Conference tournament champions
- 1987, 2024

Conference regular-season champions
- 2010, 2024

Uniforms
| Home | Away | Alternate |

= Eastern Washington Eagles women's basketball =

American college basketball team

The Eastern Washington Eagles women's basketball team represents Eastern Washington University in Cheney, Washington. The team competes in the Big Sky Conference.

==History==
Eastern Washington began Division I play in 1982. They have qualified for the NCAA Division I Tournament twice: in 1987 after winning the Mountain West Athletic Conference (MWAC) tournament, and in 2024 after winning the Big Sky regular season and tournament titles. They have made the WNIT in 2010, 2013, and 2015. As of the end of the 2019–20 season, the Eagles have an all-time record of 484–601.

==Postseason==

===NCAA tournament results===
The Eagles have appeared in two NCAA tournaments. Their record is 0–2.

| Year | Seed | Round | Opponent | Result/Score |
|---|---|---|---|---|
| 1987 | 7 | First Round | (10) Oregon | L 56–75 |
| 2024 | 14 | First Round | (3) #12 Oregon State | L 51–73 |

===WNIT results===
The Eagles have appeared in the Women's National Invitation Tournament (WNIT) three times. Their combined record is 1–3.

| Year | Round | Opponent | Result/Score |
|---|---|---|---|
| 2010 | First Round | Oregon | L 66–95 |
| 2013 | First Round | Washington | L 60–65 |
| 2015 | First Round Second Round | Washington State Sacramento State | W 67–65 L 49–84 |

===WBI results===
The Eagles have appeared in one Women's Basketball Invitational (WBI).

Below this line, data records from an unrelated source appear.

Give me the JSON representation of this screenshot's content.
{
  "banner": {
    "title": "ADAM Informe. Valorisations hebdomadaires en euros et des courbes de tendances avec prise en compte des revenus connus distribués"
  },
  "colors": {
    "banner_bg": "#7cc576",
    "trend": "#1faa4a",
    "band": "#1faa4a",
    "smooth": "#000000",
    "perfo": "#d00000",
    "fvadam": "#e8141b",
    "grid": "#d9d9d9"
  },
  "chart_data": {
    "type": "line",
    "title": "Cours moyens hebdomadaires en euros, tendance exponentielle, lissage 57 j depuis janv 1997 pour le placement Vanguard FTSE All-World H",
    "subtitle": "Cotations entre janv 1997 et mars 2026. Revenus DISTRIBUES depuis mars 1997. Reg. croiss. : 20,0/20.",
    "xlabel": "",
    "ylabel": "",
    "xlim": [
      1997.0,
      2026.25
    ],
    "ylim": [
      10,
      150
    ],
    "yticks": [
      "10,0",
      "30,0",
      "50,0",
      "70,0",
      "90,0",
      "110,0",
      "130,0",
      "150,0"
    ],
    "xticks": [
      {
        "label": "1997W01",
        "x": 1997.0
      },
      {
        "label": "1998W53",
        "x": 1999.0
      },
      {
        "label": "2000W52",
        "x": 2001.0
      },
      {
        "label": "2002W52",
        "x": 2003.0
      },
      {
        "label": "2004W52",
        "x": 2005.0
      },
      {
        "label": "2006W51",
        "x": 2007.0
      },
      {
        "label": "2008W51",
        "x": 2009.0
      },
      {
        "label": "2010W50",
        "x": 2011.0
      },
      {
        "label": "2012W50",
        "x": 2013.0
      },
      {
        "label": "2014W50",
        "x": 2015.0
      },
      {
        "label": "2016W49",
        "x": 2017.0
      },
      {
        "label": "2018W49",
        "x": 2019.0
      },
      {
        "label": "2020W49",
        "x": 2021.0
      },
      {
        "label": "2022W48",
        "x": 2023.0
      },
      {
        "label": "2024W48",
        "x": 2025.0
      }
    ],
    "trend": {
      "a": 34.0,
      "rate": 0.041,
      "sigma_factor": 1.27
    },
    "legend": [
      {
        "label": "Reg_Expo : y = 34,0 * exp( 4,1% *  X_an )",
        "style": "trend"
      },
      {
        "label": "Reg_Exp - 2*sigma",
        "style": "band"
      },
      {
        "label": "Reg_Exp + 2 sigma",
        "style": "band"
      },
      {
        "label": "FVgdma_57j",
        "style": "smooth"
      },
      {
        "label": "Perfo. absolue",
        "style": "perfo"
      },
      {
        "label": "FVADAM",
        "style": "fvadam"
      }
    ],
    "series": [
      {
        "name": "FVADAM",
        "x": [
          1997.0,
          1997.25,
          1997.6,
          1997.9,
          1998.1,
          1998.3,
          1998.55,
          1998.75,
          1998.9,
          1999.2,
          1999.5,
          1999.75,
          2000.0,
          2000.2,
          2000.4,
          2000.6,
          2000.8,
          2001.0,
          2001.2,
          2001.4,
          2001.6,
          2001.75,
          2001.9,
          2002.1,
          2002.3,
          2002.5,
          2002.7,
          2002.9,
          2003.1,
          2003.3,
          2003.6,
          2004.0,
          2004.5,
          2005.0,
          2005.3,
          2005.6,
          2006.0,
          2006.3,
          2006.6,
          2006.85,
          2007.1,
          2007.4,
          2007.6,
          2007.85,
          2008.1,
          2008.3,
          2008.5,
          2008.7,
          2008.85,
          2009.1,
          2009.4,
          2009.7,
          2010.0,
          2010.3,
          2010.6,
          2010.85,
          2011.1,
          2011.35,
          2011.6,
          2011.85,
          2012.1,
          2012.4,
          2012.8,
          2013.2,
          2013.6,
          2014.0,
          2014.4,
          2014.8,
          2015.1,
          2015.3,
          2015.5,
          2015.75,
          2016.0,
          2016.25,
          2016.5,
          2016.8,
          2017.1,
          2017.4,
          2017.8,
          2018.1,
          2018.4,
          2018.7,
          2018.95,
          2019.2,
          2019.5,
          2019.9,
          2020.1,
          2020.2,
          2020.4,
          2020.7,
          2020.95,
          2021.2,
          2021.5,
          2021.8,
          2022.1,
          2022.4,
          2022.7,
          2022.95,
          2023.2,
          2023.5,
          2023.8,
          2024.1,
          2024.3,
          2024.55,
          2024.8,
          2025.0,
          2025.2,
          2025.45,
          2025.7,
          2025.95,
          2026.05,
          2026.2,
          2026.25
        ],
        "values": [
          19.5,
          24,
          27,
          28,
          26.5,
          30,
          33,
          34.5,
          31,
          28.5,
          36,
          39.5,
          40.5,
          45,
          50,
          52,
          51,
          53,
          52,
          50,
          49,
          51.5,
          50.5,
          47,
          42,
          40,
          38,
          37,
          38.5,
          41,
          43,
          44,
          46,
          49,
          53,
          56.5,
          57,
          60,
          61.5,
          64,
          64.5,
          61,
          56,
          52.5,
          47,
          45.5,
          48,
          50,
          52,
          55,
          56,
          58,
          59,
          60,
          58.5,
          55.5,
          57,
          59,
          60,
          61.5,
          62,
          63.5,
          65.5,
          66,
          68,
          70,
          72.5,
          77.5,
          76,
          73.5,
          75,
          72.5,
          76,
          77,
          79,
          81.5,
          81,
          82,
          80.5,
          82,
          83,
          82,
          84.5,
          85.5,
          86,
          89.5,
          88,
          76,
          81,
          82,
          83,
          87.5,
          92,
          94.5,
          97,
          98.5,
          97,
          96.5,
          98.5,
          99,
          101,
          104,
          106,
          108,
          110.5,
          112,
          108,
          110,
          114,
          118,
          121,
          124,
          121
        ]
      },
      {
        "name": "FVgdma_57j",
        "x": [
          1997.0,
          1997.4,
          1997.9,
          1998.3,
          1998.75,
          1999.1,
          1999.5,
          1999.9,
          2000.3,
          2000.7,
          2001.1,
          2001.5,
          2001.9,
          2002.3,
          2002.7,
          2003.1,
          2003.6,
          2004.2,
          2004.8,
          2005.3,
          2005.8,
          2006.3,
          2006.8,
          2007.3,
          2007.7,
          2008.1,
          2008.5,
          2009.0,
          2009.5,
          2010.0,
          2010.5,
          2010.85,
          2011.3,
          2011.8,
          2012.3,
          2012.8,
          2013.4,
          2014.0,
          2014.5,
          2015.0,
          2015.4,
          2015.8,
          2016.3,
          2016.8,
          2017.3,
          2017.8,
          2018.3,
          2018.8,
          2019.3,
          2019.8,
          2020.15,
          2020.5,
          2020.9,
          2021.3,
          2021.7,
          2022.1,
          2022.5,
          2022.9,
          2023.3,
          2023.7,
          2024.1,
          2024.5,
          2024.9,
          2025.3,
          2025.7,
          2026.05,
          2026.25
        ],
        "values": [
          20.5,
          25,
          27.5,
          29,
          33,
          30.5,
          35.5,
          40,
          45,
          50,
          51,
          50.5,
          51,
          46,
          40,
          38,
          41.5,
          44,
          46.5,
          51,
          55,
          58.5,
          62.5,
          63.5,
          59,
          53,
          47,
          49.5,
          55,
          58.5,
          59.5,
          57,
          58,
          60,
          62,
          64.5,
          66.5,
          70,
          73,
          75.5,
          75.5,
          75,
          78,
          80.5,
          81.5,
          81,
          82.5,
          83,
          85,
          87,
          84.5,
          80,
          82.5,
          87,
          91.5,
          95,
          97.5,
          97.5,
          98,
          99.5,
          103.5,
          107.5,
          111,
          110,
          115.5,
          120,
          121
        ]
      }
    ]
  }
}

Their record is 1–1.

| Year | Round | Opponent | Result/Score |
|---|---|---|---|
| 2017 | First Round Quarterfinals | Texas State Idaho | W 66–62 L 67–74 |

===AIAW College Division/Division II===
The Eagles made two appearances in the AIAW National Division II basketball tournament, with a combined record of 0–2.

| Year | Round | Opponent | Result |
|---|---|---|---|
| 1978 | First Round | South Carolina State | L 53–88 |
| 1979 | First Round | Tuskegee | L 71–80 |

==Awards==
Big Sky Most Valuable Player
- Julie Piper – 2010
- Brianne Ryan – 2012
- Jamie Loera – 2024

Big Sky Coach of the Year
- Wendy Schuller – 2010
- Joddie Gleason – 2024

Big Sky Defensive Player of the Year
- Michelle Demetruk – 2003
- Joanna Chadd – 2006
- Brianne Ryan – 2010
- Jamie Loera – 2023, 2024

Big Sky Freshman of the Year
- Kari Schwenke – 1992
- Kristy Missall – 1993
- Hayley Hodgins – 2013
- Delaney Hodgins – 2015
- Maisie Burnham – 2021
- Jaydia Martin – 2022

Big Sky Newcomer of the Year
- Julie Page – 2004

Big Sky Top Reserve of the Year
- Uriah Howard – 2019

Source.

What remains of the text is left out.